Pre-manufacturing CD8+ central-memory type 2 T cells predict axicabtagene ciloleucel failure in large B-cell lymphoma Free

Introduction Axicabtagene Ciloleucel (Axi-Cel), a CD28-based anti-CD19 CAR T-cell therapy, induces remission in approximately 50% of patients with large B-cell lymphoma (LBCL). As alternative immunotherapies emerge, developing individualized predictors for Axi-Cel response could guide treatment, identifying those most likely to achieve remission while directing others toward alternative strategies.

Method We analyzed clinical and biological data from 60 heavily pre-treated LBCL patients treated with Axi-Cel at Lille University Hospital, France. Eighty percent had received 2 prior therapies. Baseline blood (apheresis or D-7) was collected from 48 patients (18 discovery, 30 validation), with infusion product (IP) and D7 post-infusion samples collected in the discovery cohort. Samples were analyzed by single-cell RNA sequencing (scRNA-seq) and spectral flow cytometry (SFC).
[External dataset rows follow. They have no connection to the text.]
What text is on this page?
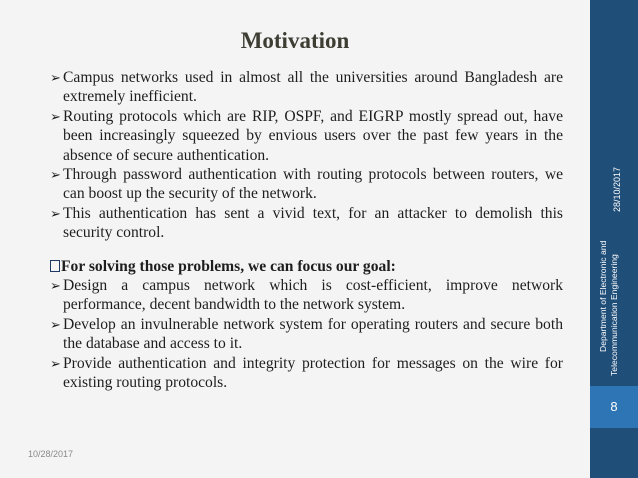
Motivation
➢ Campus networks used in almost all the universities around Bangladesh are extremely inefficient.
➢ Routing protocols which are RIP, OSPF, and EIGRP mostly spread out, have been increasingly squeezed by envious users over the past few years in the absence of secure authentication.
➢ Through password authentication with routing protocols between routers, we can boost up the security of the network.
➢ This authentication has sent a vivid text, for an attacker to demolish this security control.
For solving those problems, we can focus our goal:
➢ Design a campus network which is cost-efficient, improve network performance, decent bandwidth to the network system.
➢ Develop an invulnerable network system for operating routers and secure both the database and access to it.
➢ Provide authentication and integrity protection for messages on the wire for existing routing protocols.
28/10/2017
Department of Electronic and Telecommunication Engineering
8
10/28/2017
Results Fifty-eight patients were evaluable for response via PET-CT at 1, 3, and 6 months. At infusion, 71.7% had progressive disease. Overall response rates (n=60) were 76.7%, 60.0%, and 56.7%, with complete response (CR) rates of 53.3%, 55.0%, and 57.6%. Multivariate analysis identified younger age (OR 0.94 per year, p=0.029), total metabolic tumor volume pre-lymphodepletion ≥60 cm³ (OR 13.10, p=0.0027), and primary refractory disease (OR 6.33, p=0.022) as adverse factors.
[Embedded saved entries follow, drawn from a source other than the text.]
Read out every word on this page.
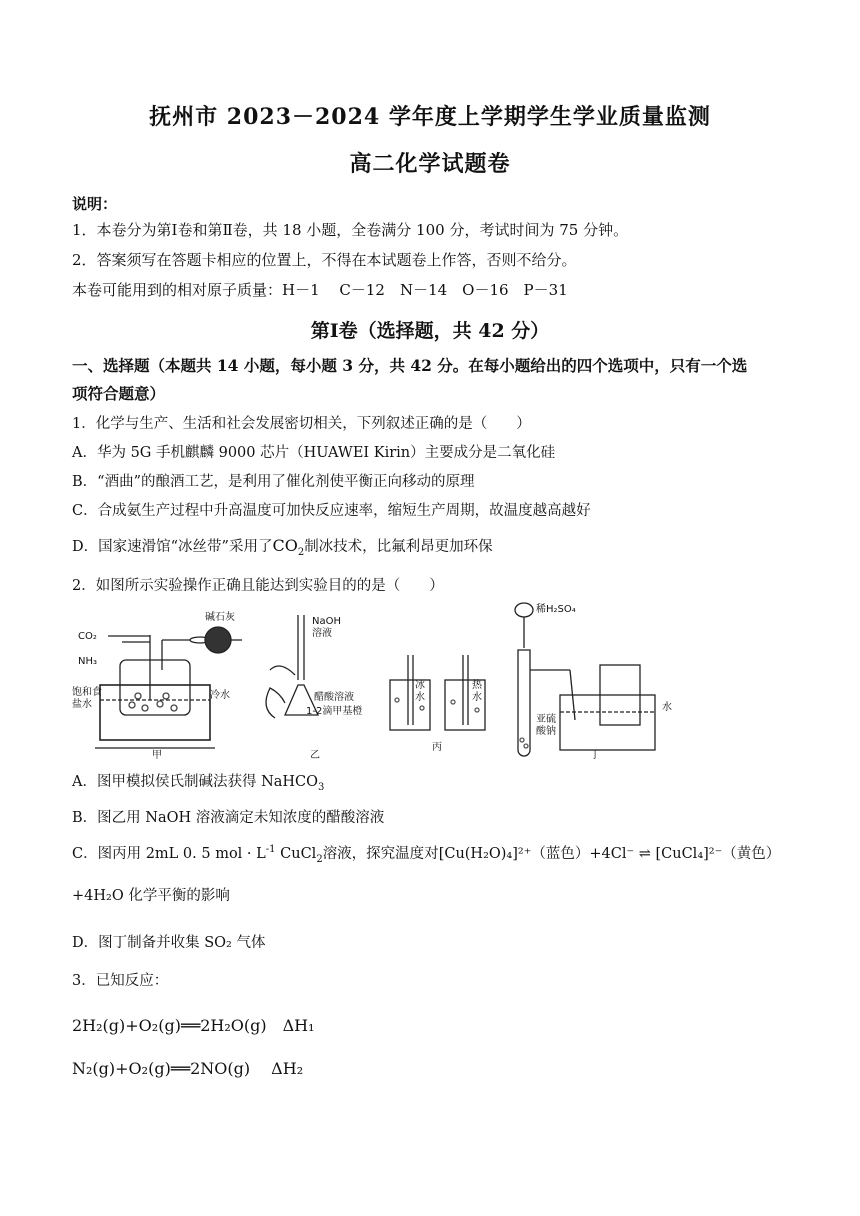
抚州市 2023－2024 学年度上学期学生学业质量监测
高二化学试题卷
说明：
1．本卷分为第Ⅰ卷和第Ⅱ卷，共 18 小题，全卷满分 100 分，考试时间为 75 分钟。
2．答案须写在答题卡相应的位置上，不得在本试题卷上作答，否则不给分。
本卷可能用到的相对原子质量：H－1　 C－12　N－14　O－16　P－31
第Ⅰ卷（选择题，共 42 分）
一、选择题（本题共 14 小题，每小题 3 分，共 42 分。在每小题给出的四个选项中，只有一个选
项符合题意）
1．化学与生产、生活和社会发展密切相关，下列叙述正确的是（　　）
A．华为 5G 手机麒麟 9000 芯片（HUAWEI Kirin）主要成分是二氧化硅
B．“酒曲”的酿酒工艺，是利用了催化剂使平衡正向移动的原理
C．合成氨生产过程中升高温度可加快反应速率，缩短生产周期，故温度越高越好
D．国家速滑馆“冰丝带”采用了$CO_2$制冰技术，比氟利昂更加环保
2．如图所示实验操作正确且能达到实验目的的是（　　）
CO₂
NH₃
碱石灰
饱和食
盐水
冷水
甲
NaOH
溶液
醋酸溶液
1-2滴甲基橙
乙
冰
水
热
水
丙
稀H₂SO₄
亚硫
酸钠
水
丁
A．图甲模拟侯氏制碱法获得 NaHCO$_3$
B．图乙用 NaOH 溶液滴定未知浓度的醋酸溶液
C．图丙用 2mL 0. 5 mol · $L^{-1}$ CuCl$_2$溶液，探究温度对[Cu(H₂O)₄]²⁺（蓝色）+4Cl⁻ ⇌ [CuCl₄]²⁻（黄色）
+4H₂O 化学平衡的影响
D．图丁制备并收集 SO₂ 气体
3．已知反应：
2H₂(g)+O₂(g)══2H₂O(g)　ΔH₁
N₂(g)+O₂(g)══2NO(g)　 ΔH₂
D7 scRNA-seq analysis showed that responders had higher levels of CD4⁺ CAR T cells with a constrained activation signature (TNFRSF1B, CD40LG, TNFRSF4, IL32, and IL7R, and co-inhibitory receptors LAG3, CTLA4, TNFRSF18 and PDCD1). Non-responders (NR) had more CAR T_regs and proliferating CD8⁺ CAR T cells with reduced effector function (high MKI67, low KLRG1, GZMB, GZMH, PRF1, GNLY, and FASLG). NR patients had lower absolute CD8⁺ CAR T cell counts, suggesting poor expansion of other subsets rather than hyperproliferation. These differences were less evident in the IP, underscoring the importance of the in vivo environment.

Strikingly, cluster analysis of baseline samples revealed a robust signature of resistance to Axi-Cel, with a strong enrichment in naïve CD8⁺ T cells (TCF7, LEF1, CCR7, SELL, and IL7R) and CM type 2 CD8⁺ T cells (expressing GATA3, CCR4, and CRTH2, along with IL7R, TCF7 and LEF1). Bulky disease correlated with the significant enrichment of these less differentiated CD8⁺ T cells, confirmed by SFC. Validation in an independent cohort confirmed the biomarker profile, including enrichment in CM CD8⁺ T cells and CRTH2⁺ cells in NR patients, especially those with bulky disease. These findings suggest tumor burden may drive T cell quiescence in NR patients.

An unbiased SFC approach identified the top 5 markers descriminating CR from NR patients, defining a CD8⁺CD4^-CD28⁺IL7R⁺KLRG1^- population significantly enriched in NR patients. This manually gated population proved to be an independent predictor of treatment failure in our multivariate model (OR 1.21 per 1%-increase, p=0.0049), showing perfect predictive value in the discovery cohort (PPV and NPV 100%) and strong accuracy in the validation cohort (PPV 100%, NPV 84.2%), further improved when combined with primary refractory status (PPV 92%, NPV 100%).

ConclusionWe identify a baseline CM CD8⁺ T-cell signature (CD8⁺CD4^-CD28⁺IL7R⁺KLRG1^-) as a robust predictor of resistance to 28ζ-based CAR T-cell therapy in LBCL, challenging the notion that memory T cells are universally beneficial for CAR T-cell efficacy. NR patients' pre-infusion CD8⁺ T cells display type-2 polarization, likely reflecting tumor-driven adaptation that impair cytotoxicity. This contrasts with our previous findings on the BBζ-based CAR T-cell product Tisa-Cel in leukemias, where memory function and type-2 CAR T cells are crucial for long-term efficacy and persistence (Fraietta et al.; Nat Med 2018, Bai et al., Nature 2024), where memory function and type-2 polarization support durability. Axi-Cel, by contrast, relies on CD28 for rapid cytotoxic T cell expansion, rendering type-2 memory CD8⁺ T cells suboptimal. Early identification of this phenotype at leukapheresis may enable better patient stratification and guide use of alternative products to maximize therapeutic success.